Don't fall victim of the hammer syndrome: when you have a hammer (XML), everything looks like a nail (something that you have to solve with XML). Reality is much different and nuanced. XML is cool, but it's not the answer to any problem.

Stefano Borini
I like the hammer comment. <User><FirstName>Bob</FirstName> <lastName>Fett</lastName><UID>100</UID></User> just seems, well dumb compared to Bob,Fett,100.
NoMoreZealots
+1  A: 

Among the reasons you may prefer XML over CSV (depends on the task at hand of course): * Almost all platforms and languages have existing libraries for reading, writing, parsing, and manipulating XML. * XML has well-defined rules for encoding all characters. CSV has ambiguities such as how to encode commas that are part of the data. * XML supports a variety of data shapes (like hierarchical) where as CSV is most useful when the data looks like a table (rows and columns).

C. Dragon 76
+2  A: 

XML will describe the content and also has a ton of supporting libraries in a variety of languages... but it can be bloated.

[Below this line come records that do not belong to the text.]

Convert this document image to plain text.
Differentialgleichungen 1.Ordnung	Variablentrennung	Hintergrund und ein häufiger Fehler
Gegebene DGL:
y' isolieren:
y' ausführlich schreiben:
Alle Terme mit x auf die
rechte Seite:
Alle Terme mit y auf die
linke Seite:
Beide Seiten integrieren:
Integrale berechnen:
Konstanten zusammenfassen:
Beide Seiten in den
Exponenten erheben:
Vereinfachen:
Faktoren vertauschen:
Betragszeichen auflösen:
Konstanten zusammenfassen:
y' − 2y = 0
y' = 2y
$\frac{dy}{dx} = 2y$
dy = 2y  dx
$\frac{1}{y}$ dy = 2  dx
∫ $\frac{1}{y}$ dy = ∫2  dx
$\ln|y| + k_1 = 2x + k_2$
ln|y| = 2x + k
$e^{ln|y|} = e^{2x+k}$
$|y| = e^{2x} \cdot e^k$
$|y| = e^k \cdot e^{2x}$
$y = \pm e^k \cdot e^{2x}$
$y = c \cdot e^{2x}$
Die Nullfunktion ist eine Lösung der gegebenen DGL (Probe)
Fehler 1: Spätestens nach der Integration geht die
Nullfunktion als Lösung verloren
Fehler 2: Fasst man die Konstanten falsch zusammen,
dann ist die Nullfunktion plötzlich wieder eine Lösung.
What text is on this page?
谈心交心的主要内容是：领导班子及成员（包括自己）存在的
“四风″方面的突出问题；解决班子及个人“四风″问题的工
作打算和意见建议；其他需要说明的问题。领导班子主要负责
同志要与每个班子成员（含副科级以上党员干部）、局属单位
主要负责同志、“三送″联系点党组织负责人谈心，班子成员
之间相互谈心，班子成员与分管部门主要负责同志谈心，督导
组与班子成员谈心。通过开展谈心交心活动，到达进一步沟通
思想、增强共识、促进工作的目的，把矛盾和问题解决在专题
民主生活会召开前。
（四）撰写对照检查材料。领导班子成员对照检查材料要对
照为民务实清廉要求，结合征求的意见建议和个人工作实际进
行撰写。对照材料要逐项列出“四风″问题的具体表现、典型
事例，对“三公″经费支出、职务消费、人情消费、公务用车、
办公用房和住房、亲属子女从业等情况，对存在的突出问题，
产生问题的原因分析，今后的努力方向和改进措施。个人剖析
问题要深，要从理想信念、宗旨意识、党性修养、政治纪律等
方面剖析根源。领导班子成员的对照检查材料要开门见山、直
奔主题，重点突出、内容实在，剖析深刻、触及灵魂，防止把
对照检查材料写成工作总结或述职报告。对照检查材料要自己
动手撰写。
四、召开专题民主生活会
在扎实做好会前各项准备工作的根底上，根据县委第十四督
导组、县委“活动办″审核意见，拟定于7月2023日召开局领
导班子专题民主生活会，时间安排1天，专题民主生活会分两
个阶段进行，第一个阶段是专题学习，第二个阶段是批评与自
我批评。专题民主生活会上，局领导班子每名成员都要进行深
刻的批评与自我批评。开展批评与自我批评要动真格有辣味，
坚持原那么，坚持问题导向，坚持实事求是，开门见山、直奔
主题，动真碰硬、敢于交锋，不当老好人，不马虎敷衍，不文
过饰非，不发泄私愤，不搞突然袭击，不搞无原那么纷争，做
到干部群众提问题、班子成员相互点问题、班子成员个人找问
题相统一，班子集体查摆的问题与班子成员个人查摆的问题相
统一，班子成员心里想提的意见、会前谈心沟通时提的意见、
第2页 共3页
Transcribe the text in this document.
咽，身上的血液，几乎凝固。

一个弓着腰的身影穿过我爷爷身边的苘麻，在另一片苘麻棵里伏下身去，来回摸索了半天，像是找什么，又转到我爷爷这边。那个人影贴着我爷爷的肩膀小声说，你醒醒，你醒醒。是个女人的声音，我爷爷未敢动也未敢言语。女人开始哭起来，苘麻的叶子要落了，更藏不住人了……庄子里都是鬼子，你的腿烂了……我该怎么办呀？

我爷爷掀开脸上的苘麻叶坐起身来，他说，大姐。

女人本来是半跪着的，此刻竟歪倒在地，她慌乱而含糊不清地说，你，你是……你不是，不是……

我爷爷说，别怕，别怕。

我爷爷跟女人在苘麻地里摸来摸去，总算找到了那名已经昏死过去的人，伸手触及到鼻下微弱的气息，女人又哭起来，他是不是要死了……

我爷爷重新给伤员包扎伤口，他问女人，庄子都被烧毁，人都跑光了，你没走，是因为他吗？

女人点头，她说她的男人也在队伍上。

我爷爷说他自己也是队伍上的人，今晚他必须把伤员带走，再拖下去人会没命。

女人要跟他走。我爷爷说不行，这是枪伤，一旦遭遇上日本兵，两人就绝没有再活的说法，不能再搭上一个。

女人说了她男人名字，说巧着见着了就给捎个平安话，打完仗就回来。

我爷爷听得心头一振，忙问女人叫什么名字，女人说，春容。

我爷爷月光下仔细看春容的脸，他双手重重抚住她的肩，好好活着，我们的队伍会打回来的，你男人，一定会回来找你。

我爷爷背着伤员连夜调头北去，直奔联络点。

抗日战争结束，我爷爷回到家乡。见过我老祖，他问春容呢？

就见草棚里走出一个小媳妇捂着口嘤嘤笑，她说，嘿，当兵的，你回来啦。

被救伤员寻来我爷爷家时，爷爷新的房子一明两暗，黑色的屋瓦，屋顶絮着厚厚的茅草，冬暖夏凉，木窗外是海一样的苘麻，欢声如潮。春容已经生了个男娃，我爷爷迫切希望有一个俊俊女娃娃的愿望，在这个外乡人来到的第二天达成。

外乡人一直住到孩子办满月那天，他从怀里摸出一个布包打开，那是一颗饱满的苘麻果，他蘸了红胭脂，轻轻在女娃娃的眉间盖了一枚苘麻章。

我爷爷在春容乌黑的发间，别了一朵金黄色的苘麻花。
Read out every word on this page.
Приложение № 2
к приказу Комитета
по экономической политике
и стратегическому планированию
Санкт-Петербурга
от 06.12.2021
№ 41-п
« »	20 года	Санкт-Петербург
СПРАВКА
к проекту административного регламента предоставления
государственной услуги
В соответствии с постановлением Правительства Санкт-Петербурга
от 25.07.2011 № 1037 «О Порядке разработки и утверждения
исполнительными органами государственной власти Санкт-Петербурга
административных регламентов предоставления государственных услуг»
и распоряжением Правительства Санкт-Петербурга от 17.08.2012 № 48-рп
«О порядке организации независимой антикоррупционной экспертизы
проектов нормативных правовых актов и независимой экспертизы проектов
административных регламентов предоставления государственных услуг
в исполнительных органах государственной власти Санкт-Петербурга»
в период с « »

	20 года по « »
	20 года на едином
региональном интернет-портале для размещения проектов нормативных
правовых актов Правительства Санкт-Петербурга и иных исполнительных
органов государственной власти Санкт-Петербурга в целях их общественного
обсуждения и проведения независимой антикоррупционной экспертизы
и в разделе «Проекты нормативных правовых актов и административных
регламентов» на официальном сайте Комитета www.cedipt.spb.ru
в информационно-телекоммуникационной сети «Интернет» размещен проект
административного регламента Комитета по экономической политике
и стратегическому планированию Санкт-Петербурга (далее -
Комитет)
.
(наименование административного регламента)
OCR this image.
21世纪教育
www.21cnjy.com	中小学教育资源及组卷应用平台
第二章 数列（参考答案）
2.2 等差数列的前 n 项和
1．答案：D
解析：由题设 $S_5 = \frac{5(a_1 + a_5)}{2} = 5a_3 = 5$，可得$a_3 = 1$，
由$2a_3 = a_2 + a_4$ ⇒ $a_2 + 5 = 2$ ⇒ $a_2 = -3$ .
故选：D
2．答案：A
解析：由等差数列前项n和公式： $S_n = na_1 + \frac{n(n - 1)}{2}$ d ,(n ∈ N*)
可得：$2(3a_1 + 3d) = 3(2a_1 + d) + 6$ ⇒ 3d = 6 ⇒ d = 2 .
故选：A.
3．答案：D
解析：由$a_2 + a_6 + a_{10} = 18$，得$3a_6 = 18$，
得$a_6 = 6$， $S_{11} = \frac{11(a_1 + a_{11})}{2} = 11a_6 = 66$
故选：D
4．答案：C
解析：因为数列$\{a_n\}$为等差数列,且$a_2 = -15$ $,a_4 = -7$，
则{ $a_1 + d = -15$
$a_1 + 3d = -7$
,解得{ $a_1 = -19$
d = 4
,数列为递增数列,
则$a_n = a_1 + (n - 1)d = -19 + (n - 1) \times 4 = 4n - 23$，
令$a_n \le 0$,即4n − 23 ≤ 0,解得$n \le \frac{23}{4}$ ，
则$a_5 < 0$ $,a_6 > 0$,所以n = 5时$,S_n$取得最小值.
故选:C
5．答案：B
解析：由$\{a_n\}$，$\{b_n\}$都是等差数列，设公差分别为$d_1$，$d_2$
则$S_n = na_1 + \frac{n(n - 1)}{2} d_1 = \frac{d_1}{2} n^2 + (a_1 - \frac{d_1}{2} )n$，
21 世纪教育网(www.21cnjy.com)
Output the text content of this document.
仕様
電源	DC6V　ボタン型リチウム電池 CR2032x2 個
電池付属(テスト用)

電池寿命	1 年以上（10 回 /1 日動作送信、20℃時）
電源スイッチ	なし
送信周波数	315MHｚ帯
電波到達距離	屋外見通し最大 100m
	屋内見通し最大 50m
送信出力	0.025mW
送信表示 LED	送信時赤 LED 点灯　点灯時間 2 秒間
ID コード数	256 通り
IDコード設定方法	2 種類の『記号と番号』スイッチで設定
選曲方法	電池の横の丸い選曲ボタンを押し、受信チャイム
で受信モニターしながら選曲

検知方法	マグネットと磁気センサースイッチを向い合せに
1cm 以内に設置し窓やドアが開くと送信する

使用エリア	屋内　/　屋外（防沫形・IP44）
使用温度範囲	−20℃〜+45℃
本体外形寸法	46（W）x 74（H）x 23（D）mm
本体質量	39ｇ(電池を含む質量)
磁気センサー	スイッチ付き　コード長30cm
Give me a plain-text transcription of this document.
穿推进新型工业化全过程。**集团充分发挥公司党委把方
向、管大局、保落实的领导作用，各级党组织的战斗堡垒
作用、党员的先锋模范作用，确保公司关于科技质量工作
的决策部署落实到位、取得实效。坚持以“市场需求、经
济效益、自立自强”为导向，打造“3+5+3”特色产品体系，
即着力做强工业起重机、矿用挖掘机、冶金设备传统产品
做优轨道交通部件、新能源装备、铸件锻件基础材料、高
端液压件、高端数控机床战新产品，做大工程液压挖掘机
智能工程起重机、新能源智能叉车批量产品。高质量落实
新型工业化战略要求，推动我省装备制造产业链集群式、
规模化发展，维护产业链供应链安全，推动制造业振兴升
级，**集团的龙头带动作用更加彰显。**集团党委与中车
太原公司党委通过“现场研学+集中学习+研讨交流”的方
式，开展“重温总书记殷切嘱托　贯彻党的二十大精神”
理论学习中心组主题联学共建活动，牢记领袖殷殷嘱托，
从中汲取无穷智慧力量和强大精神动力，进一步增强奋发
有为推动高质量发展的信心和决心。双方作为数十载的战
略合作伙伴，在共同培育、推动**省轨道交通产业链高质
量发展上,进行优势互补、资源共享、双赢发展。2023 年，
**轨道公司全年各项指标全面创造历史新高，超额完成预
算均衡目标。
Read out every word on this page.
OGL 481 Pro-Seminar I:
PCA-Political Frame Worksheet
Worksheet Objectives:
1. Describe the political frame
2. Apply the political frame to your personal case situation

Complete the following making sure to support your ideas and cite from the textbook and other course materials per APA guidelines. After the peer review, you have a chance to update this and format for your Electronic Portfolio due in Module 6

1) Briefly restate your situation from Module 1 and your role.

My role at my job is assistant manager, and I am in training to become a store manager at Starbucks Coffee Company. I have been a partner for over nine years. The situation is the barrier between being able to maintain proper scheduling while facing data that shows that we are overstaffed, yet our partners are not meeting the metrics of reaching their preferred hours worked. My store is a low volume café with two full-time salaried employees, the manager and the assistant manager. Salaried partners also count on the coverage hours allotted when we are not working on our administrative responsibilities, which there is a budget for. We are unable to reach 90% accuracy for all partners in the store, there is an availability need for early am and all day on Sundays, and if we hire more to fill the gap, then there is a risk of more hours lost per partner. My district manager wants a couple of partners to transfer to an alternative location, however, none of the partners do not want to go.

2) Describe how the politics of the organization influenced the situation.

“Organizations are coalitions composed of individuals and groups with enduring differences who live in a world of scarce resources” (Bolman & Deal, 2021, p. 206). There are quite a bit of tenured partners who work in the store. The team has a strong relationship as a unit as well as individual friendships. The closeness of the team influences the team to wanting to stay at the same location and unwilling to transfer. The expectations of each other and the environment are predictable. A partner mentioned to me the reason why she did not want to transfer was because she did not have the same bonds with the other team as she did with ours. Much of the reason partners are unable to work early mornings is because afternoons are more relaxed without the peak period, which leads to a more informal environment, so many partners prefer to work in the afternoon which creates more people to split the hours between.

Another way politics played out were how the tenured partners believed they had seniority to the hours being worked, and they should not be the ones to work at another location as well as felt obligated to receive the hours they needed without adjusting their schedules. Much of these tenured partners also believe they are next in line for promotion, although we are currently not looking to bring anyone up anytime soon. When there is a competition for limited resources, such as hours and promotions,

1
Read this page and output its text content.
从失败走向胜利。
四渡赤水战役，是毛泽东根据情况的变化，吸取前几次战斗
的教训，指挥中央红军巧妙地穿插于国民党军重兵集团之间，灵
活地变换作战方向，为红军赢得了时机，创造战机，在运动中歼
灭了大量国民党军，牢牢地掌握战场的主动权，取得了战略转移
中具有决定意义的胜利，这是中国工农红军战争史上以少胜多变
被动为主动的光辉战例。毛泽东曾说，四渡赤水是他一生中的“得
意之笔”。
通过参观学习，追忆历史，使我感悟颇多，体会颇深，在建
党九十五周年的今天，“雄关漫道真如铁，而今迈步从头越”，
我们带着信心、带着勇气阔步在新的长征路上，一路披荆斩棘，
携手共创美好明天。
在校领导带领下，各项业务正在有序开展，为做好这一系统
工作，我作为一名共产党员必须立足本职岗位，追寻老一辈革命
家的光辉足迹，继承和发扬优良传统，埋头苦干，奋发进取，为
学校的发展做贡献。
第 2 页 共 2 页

If the receiving end of the csv is aware of the layout and it is tabular, I don't see anything wrong with it.

Captain Insano
+1  A: 

I like to think of the primary distinction in this case as XML is TREE based, while CSV is TABLE-based.

That is, you can nest and re-nest and omit and generally make a complex TREE structure in XML, whereas you can only make simple 2D tables in CSV.

erjiang